Products sweetened with non-nutritive sweeteners (NNS) are widely available. Many
people with type 1 or type 2 diabetes use NNS as a replacement for nutritive sweeteners
to control their carbohydrate and energy intake. Health outcomes associated with NNS
use in diabetes are unknown.To assess the effects of non-nutritive sweeteners in people
with diabetes mellitus.We searched the Cochrane Central Register of Controlled Trials
(CENTRAL), MEDLINE Ovid, Scopus, the WHO ICTRP, and ClinicalTrials.gov. The date of
the last search of all databases (except for Scopus) was May 2019. We last searched
Scopus in January 2019. We did not apply any language restrictions.We included randomised
controlled trials (RCTs) with a duration of four weeks or more comparing any type
of NNS with usual diet, no intervention, placebo, water, a different NNS, or a nutritive
sweetener in individuals with type 1 or type 2 diabetes. Trials with concomitant behaviour-changing
interventions, such as diet, exercise, or both, were eligible for inclusion, given
that the concomitant interventions were the same in the intervention and comparator
groups.Two review authors independently screened abstracts, full texts, and records
retrieved from trials registries, assessed the certainty of the evidence, and extracted
data. We used a random-effects model to perform meta-analysis, and calculated effect
estimates as risk ratios (RRs) for dichotomous outcomes and mean differences (MDs)

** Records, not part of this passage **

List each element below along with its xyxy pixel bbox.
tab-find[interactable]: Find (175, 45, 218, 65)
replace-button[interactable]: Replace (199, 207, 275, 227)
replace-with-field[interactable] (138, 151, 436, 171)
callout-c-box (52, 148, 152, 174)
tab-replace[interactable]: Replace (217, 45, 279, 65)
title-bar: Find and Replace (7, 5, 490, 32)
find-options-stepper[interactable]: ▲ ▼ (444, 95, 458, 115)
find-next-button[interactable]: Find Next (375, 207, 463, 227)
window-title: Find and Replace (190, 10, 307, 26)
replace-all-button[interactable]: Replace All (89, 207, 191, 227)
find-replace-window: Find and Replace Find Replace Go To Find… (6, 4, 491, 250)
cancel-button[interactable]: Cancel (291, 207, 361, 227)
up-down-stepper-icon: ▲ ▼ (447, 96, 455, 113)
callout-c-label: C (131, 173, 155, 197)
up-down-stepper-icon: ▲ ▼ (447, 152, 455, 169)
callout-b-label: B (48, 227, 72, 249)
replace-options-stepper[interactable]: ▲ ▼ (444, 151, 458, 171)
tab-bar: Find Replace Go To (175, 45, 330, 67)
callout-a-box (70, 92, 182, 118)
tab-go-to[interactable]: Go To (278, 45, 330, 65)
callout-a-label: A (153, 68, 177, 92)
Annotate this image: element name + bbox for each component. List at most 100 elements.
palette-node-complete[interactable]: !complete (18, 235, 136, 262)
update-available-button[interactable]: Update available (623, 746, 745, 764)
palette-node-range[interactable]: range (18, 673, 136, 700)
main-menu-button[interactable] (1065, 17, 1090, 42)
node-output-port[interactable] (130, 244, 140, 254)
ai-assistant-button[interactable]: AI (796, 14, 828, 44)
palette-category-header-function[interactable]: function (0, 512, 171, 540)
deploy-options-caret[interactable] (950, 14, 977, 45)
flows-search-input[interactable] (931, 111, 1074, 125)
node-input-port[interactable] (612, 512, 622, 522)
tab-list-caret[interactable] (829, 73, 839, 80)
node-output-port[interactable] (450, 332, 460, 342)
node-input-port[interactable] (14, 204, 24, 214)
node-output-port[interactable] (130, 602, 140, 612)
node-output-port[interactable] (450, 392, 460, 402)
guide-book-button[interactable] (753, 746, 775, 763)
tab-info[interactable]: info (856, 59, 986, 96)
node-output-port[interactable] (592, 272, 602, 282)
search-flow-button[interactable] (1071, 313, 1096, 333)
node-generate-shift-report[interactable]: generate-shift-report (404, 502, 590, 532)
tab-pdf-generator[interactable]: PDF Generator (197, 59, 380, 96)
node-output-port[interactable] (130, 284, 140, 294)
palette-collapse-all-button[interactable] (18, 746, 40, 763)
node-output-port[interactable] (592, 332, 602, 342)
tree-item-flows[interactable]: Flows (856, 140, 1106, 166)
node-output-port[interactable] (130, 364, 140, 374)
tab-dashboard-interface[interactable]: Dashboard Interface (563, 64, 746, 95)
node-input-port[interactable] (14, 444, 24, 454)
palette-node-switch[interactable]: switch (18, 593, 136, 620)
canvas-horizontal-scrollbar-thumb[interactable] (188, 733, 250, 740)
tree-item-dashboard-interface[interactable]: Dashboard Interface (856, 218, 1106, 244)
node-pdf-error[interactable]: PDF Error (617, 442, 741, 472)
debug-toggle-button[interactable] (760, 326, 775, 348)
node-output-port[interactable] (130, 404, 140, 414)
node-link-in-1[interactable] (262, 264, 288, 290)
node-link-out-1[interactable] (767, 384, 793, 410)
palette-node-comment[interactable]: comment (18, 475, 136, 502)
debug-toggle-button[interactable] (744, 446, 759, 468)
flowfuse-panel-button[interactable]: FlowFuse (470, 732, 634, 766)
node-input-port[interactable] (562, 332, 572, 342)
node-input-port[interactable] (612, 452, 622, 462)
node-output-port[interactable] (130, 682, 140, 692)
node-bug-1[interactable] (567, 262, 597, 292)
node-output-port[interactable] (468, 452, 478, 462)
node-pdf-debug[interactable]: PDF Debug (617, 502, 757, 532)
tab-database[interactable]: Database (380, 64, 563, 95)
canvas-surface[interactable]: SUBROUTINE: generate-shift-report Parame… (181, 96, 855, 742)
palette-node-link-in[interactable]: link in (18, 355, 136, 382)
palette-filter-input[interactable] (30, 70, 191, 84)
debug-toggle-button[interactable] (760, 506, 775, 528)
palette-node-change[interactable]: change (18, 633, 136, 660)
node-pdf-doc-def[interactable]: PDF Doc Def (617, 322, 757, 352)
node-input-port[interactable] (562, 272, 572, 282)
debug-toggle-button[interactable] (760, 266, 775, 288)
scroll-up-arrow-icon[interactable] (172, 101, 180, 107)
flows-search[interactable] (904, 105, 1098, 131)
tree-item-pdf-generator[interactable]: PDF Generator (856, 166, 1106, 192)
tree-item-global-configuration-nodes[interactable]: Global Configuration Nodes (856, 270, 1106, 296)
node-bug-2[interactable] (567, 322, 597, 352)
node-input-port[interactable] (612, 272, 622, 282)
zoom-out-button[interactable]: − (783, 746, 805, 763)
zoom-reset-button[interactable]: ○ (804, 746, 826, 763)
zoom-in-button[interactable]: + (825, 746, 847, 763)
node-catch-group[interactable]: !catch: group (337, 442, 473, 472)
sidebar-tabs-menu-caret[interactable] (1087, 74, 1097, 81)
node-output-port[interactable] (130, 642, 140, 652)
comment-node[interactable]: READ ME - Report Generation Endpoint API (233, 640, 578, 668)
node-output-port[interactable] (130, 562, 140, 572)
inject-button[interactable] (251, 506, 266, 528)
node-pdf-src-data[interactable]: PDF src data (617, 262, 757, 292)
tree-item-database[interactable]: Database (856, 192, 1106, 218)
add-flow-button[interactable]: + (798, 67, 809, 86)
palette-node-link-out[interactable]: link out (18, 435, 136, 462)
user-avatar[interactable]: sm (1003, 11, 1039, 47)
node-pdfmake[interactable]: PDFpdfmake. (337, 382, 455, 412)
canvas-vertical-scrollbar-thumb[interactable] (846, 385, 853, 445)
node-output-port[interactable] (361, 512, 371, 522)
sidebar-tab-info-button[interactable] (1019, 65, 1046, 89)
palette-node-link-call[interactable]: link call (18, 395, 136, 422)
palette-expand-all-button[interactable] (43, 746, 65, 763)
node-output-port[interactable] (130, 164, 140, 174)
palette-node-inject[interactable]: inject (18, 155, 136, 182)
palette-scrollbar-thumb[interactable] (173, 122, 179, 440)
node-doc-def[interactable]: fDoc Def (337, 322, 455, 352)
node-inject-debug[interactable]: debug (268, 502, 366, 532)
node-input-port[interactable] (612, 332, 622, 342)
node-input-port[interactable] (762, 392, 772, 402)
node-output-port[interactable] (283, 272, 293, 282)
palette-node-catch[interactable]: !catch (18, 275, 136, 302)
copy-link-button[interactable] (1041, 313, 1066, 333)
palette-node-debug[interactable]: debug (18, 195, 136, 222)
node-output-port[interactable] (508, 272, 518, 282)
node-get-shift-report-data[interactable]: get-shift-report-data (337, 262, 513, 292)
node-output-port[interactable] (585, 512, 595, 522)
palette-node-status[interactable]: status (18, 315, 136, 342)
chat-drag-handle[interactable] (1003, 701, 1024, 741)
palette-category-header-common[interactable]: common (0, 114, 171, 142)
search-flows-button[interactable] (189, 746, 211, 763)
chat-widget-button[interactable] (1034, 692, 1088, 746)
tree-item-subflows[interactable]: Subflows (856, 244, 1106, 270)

for continuous outcomes, using 95% confidence intervals (CIs). We assessed risk of
bias using the Cochrane 'Risk of bias' tool and the certainty of evidence using the
GRADE approach.We included nine RCTs that randomised a total of 979 people with type
1 or type 2 diabetes. The intervention duration ranged from 4 to 10 months. We judged
none of these trials as at low risk of bias for all 'Risk of bias' domains; most of
the included trials did not report the method of randomisation. Three trials compared
the effects of a dietary supplement containing NNS with sugar: glycosylated haemoglobin
A1c (HbA1c) was 0.4% higher in the NNS group (95% CI -0.5 to 1.2; P = 0.44; 3 trials;
72 participants; very low-certainty evidence). The MD in weight change was -0.1 kg
(95% CI -2.7 to 2.6; P = 0.96; 3 trials; 72 participants; very low-certainty evidence).
None of the trials with sugar as comparator reported on adverse events. Five trials
compared NNS with placebo. The MD for HbA1c was 0%, 95% CI -0.1 to 0.1; P = 0.99;
4 trials; 360 participants; very low-certainty evidence. The 95% prediction interval
ranged between -0.3% and 0.3%. The comparison of NNS versus placebo showed a MD in
body weight of -0.2 kg, 95% CI -1 to 0.6; P = 0.64; 2 trials; 184 participants; very
low-certainty evidence. Three trials reported the numbers of participants experiencing
at least one non-serious adverse event: 36/113 participants (31.9%) in the NNS group
versus 42/118 participants (35.6%) in the placebo group (RR 0.78, 95% CI 0.39 to 1.56;
P = 0.48; 3 trials; 231 participants; very low-certainty evidence). One trial compared
NNS with a nutritive low-calorie sweetener (tagatose). HbA1c was 0.3% higher in the
NNS group (95% CI 0.1 to 0.4; P = 0.01; 1 trial; 354 participants; very low-certainty
evidence). This trial did not report body weight data and adverse events. The included
trials did not report data on health-related quality of life, diabetes complications,
all-cause mortality, or socioeconomic effects.There is inconclusive evidence of very
low certainty regarding the effects of NNS consumption compared with either sugar,
placebo, or nutritive low-calorie sweetener consumption on clinically relevant benefit
or harm for HbA1c, body weight, and adverse events in people with type 1 or type 2
diabetes. Data on health-related quality of life, diabetes complications, all-cause
mortality, and socioeconomic effects are lacking.